Da Patienten möglicherweise zögern oder es ihnen peinlich ist, eine Missbrauchsgeschichte zuzugeben, bieten solche Datenbanken wertvolle Informationen, um die üblichen Warnsignale bei ansonsten routinemäßigen Terminen zu ergänzen, z. B. Patientenanfragen nach bestimmten Medikamenten, häufige Besuche in der Notaufnahme und angebliche Allergien gegen Opioidalternativen.
Zahnmedizinstudenten haben zwar keinen direkten Zugang zu den Überwachungsprogrammen, aber die Zeit, die sie in der Klinik für Oralchirurgie mit Dozenten und Doktoranden verbringen, hilft ihnen dabei, zu erkennen, wann Opioide notwendig sind und wann nicht.
Ein Gleichgewicht finden
„Jede Situation ist von Fall zu Fall zu betrachten, und es ist wichtig, die Krankengeschichte des Patienten genau zu kennen, um die für ihn besten Empfehlungen geben zu können“, sagt D4 Leke Olowokere.
Wenn das Beste für den Patienten darin besteht, ein Rezept für opioide Schmerzmittel auszustellen, bemüht sich Ellis um Ausgewogenheit.
„Nicht alle Zähne sind gleich, und die Reaktion des Patienten auf den gleichen Eingriff ist nicht die gleiche“, sagt Ellis. „Manche schwellen mehr an als andere, manche schwellen überhaupt nicht an.
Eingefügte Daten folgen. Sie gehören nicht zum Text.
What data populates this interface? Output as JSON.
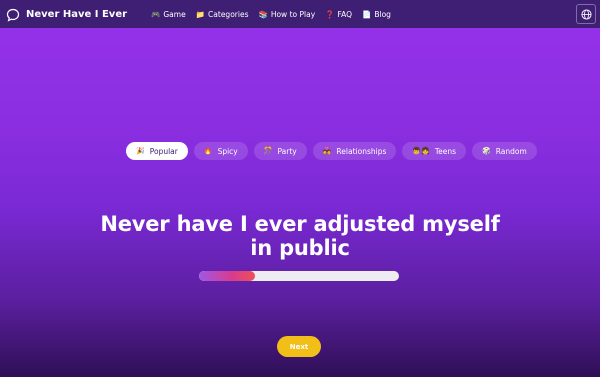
{
  "header": {
    "title": "Never Have I Ever",
    "brand_icon": "speech-bubble-icon",
    "nav": [
      {
        "label": "Game",
        "icon": "gamepad-icon",
        "glyph": "🎮"
      },
      {
        "label": "Categories",
        "icon": "folder-icon",
        "glyph": "📁"
      },
      {
        "label": "How to Play",
        "icon": "book-icon",
        "glyph": "📚"
      },
      {
        "label": "FAQ",
        "icon": "question-icon",
        "glyph": "❓"
      },
      {
        "label": "Blog",
        "icon": "document-icon",
        "glyph": "📄"
      }
    ],
    "language_icon": "globe-icon"
  },
  "categories": [
    {
      "label": "Popular",
      "icon": "party-popper-icon",
      "glyph": "🎉",
      "active": true
    },
    {
      "label": "Spicy",
      "icon": "fire-icon",
      "glyph": "🔥",
      "active": false
    },
    {
      "label": "Party",
      "icon": "confetti-icon",
      "glyph": "🎊",
      "active": false
    },
    {
      "label": "Relationships",
      "icon": "couple-icon",
      "glyph": "💑",
      "active": false
    },
    {
      "label": "Teens",
      "icon": "teens-icon",
      "glyph": "👦👧",
      "active": false
    },
    {
      "label": "Random",
      "icon": "dice-icon",
      "glyph": "🎲",
      "active": false
    }
  ],
  "question": {
    "text": "Never have I ever adjusted myself in public"
  },
  "progress": {
    "value": 0.28
  },
  "actions": {
    "next_label": "Next"
  },
  "colors": {
    "topbar": "#3e1f73",
    "background_top": "#9632ec",
    "background_bottom": "#2f0f56",
    "next_button": "#f2bf18",
    "active_chip": "#ffffff"
  }
}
Menschen in verschiedenen Lebensabschnitten reagieren unterschiedlich auf Schmerzen. Wie stellt man fest, wie viel Schmerzmittel jeder braucht?
„Man will nicht, dass die Menschen Schmerzen haben, und man will ihnen kein Problem bereiten, das sie nicht haben. Drittens will man ein Problem, das sie haben, nicht noch verstärken. Es ist immer ein Gleichgewicht.“
Dieser Artikel erschien ursprünglich in Dentistry Insider.